Having HIV was associated with a 14 percent greater risk of SCD compared with being HIV negative. This excess risk of SCD increased to 70 percent for those who sustained an unsuppressed viral load and 57 percent for those who sustained a low CD4 count. Those who maintained a fully suppressed viral load or a high CD4 count did not have an increased risk of SCD compared with the HIV-negative individuals. Risk factors for SCD included being male, currently smoking, having HCV, obesity, alcohol abuse and dependence, anemia, CVD and COPD.
To reach these findings, the study authors adjusted the data to account for differences between the study members and found that compared with the members of the HIV-negative group, the HIV-positive individuals who had a baseline CD4 count below 200 had a 1.3-fold greater risk of SCD; the HIV-positive members who had a baseline viral load above 500 had a 1.17-fold increased risk of SCD.
Then the study authors conducted a so-called time-updated analysis of the CD4 and viral load statistics, which meant they took into account these two factors across the entire follow-up period. They found that compared with those who were HIV negative, those who sustained a CD4 count below 200 had a 1.57-fold higher risk of SCD and those who sustained a viral load above 500 had a 1.7-fold increased risk of SCD.

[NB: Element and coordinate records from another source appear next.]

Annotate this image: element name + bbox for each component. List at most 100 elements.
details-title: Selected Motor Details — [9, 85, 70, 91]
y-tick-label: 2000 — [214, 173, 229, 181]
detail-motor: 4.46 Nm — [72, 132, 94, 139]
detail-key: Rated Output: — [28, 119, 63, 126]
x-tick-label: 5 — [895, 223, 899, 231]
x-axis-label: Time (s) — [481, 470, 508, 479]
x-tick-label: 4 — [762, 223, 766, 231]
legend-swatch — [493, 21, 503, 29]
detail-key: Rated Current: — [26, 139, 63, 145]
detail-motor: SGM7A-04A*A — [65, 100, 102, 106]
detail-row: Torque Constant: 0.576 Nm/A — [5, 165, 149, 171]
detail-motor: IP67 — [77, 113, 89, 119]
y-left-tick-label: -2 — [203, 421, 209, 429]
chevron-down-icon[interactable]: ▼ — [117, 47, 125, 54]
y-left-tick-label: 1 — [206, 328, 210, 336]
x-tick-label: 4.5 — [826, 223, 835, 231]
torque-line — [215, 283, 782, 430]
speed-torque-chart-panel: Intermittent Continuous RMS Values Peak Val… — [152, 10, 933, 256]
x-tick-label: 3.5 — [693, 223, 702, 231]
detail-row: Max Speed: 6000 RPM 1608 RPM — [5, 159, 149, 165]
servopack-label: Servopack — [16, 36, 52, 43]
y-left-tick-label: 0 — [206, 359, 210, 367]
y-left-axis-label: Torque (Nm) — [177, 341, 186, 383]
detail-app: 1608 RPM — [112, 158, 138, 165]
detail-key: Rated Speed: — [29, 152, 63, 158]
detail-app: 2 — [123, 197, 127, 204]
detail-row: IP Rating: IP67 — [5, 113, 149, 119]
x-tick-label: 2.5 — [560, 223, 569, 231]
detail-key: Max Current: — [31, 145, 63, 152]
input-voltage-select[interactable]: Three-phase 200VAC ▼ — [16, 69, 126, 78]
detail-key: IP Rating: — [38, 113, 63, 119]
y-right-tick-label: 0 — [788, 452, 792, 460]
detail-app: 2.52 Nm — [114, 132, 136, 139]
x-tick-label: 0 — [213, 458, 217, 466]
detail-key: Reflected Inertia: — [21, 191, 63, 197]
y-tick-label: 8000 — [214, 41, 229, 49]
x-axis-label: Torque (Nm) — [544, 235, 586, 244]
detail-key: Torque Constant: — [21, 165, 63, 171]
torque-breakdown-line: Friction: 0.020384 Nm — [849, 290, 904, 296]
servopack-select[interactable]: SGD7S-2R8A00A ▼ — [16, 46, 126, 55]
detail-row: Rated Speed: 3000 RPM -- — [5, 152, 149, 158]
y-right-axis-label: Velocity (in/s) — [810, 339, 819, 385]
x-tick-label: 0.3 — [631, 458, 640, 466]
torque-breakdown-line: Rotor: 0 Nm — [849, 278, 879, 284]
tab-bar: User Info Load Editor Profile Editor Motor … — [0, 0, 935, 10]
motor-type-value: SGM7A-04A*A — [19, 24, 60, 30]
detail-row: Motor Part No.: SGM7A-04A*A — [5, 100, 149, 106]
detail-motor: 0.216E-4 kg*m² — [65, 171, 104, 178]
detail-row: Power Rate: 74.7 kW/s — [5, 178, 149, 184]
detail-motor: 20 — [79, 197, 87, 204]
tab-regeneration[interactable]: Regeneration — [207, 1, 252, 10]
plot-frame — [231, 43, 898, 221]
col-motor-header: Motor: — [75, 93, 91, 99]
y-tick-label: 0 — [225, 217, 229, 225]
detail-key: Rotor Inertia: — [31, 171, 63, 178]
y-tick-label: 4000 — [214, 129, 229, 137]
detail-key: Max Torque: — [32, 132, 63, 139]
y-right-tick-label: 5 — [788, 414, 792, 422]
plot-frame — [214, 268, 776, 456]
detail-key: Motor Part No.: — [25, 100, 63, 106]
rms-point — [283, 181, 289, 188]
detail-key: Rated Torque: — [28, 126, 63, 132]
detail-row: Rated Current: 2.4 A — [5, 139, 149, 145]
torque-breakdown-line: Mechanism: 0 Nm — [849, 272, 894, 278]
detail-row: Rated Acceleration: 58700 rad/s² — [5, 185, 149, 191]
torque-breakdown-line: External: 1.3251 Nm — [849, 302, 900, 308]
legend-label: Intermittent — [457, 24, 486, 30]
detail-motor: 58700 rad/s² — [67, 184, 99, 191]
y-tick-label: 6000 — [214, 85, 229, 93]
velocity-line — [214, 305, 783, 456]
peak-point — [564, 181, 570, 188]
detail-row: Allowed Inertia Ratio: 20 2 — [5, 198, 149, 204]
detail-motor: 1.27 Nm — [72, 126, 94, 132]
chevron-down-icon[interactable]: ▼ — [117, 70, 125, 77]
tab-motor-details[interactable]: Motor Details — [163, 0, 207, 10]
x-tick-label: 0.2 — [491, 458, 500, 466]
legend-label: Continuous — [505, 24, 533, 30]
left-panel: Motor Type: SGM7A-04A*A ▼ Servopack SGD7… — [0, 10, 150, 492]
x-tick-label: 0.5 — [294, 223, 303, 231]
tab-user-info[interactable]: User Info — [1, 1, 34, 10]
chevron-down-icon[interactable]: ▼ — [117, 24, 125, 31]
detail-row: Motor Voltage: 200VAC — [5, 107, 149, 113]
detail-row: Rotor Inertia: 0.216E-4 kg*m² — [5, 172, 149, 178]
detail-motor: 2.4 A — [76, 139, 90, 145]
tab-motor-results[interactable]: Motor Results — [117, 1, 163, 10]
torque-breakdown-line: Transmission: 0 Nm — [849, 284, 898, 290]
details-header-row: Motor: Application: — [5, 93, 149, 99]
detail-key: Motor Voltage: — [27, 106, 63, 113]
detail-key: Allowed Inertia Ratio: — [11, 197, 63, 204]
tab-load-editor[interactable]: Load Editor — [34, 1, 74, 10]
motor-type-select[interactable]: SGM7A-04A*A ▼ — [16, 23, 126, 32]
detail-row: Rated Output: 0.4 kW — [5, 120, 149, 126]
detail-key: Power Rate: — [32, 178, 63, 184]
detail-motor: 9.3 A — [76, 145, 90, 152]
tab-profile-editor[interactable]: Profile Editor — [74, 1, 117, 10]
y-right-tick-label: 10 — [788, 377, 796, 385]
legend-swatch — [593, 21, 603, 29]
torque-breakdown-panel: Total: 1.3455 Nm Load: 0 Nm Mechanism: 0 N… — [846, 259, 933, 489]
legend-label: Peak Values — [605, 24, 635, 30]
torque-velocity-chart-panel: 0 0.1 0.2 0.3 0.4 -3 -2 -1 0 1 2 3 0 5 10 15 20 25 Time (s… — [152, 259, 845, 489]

Among those living with HIV, each additional 10 years of age was associated with a 1.38-fold increased risk of SCD; being male was linked to a 2.04-fold increased risk; currently having CVD was linked to a 1.88-fold increased risk; having controlled high blood pressure was linked to a 1.45-fold increased risk; being a current smoker versus someone who never smoked was linked to a 1.62-fold increased risk; having HCV was linked to a 1.4-fold increased risk; each increase of 5 points on the BMI scale was linked to a 1.1-fold increased risk; having anemia was linked to a 1.35-fold increased risk; abusing or being dependent upon alcohol was linked to a 1.43-fold increased risk; and having COPD was linked to a 1.24-fold increased risk of SCD.
Using the time-updated CD4 and viral load data, the study authors found that compared with sustaining a CD4 count of 500 or above, sustaining a CD4 count of 200 to 499 or above was associated with a 1.02-fold increased risk of SCD; sustaining a CD4 count below 200 compared with a CD4 count of at least 500 was associated with a 1.31-fold increased risk; and sustaining a viral load of 500 or higher, compared with a viral load below 500, was associated with a 1.74-fold increased risk of SCD.
The study is limited by the fact that it does not include autopsy data and the study sample is overwhelmingly male. Additionally, the authors were not privy to medical data if participants were referred to health care outside of the U.S. Department of Veterans Affairs.